Al Qaeda committed to acquiring WMDs: US
A US Congressman described Pak as one of the most dangerous places on planet.
Washington: Pakistan-based al Qaeda`s senior leadership remained committed to acquiring weapons of mass destruction including nuclear weapons, a top Obama administration official said.
In his testimony before the House Permanent Select Committee on Intelligence, Michael Leiter, director of National Counter-terrorism Centre said, "We assess that al Qaeda`s senior leadership in Pakistan remains committed to obtaining all types of weapons of mass destruction."
"But thanks to some outstanding and effective offensive action against al Qaida senior leadership in Pakistan, we also assess that their ability to do so is greatly diminished since 9/11," Leiter said in response to a question from Congressman Mike Rogers, chairman of the Committee.

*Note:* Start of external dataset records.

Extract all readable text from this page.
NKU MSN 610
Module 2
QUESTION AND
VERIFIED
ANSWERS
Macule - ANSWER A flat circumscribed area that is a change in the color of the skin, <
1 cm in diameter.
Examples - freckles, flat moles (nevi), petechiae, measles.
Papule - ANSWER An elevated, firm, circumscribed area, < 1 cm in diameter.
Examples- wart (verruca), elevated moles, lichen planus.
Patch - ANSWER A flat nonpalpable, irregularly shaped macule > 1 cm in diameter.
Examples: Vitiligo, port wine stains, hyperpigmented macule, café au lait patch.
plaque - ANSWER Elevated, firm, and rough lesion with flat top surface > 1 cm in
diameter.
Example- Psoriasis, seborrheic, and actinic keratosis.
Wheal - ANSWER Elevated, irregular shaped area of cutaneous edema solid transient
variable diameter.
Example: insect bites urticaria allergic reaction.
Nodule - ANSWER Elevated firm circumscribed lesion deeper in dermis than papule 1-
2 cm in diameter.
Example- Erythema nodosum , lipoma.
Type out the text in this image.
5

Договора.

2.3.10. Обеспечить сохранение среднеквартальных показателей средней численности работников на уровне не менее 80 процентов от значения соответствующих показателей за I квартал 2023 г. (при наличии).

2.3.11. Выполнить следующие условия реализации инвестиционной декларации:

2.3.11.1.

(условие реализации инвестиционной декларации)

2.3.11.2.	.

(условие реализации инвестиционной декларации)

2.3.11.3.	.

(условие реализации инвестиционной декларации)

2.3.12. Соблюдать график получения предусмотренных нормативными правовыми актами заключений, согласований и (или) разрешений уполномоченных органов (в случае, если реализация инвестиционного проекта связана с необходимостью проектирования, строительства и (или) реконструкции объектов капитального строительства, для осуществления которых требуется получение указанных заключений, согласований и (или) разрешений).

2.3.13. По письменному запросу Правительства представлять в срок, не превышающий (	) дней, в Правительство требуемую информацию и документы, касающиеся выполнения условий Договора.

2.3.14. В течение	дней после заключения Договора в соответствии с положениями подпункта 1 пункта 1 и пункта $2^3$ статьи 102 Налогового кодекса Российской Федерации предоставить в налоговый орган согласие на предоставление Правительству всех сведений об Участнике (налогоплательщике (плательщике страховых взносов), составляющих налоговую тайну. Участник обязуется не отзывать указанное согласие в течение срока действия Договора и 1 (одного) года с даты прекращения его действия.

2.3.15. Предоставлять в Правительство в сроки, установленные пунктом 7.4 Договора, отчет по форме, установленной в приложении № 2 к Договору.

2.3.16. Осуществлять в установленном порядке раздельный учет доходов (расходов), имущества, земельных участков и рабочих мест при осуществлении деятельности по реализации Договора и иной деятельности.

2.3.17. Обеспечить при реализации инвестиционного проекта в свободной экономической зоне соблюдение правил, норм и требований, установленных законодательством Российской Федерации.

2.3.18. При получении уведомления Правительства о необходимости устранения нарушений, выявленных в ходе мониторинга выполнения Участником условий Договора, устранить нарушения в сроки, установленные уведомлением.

"So you would rate their intention as high to try to secure that?" Rogers asked. "Yes" answered Leiter.
"I think the intent remains high, in particular in Pakistan and in Yemen," Leiter said.
Expressing concern over the current situation in Pakistan, Congressman Ben Chandler said, "Pakistan is one of the most dangerous places on the planet.”
"You have got a state in Pakistan which has enormous volatility and nuclear weapons. What can you tell us about the security of the nuclear weapons under the control of the state of Pakistan? Are we in decent shape there? And what needs to be done to make sure that those weapons are secure?" he said.
"I think what I can say in public is that our assessment is that the nuclear weapons in Pakistan are secure. And that`s probably all we should say about that in public," said James Clapper, director of National Intelligence.
CIA director Leon Panetta said his greatest concern was to avoid another 9/11.
"The reality is that our biggest concern about al Qaeda was that they could conduct 9/11-type attacks in this country. We have focused on that. I think as a result of the work that`s been done at going directly at them in the FATA, I think we`ve seriously undermined their ability to be able to conduct those kinds of attacks," Panetta said.
"Having said that, they are now resorting to other ways to come at this country. And those ways are through trying to inspire sleepers, to try to go after lone wolves, to use the Inspire magazine, to use Awlaki, who`s basically been urging people to do whatever they can to do something in a terrorist way, someplace, somehow, somewhere," he said.
That`s the nature of the kind of threats that US was now dealing with, which concerns the entire country. "And it is in that arena where we`ve got the toughest job, because while these are less sophisticated, they`re tougher to find," he added.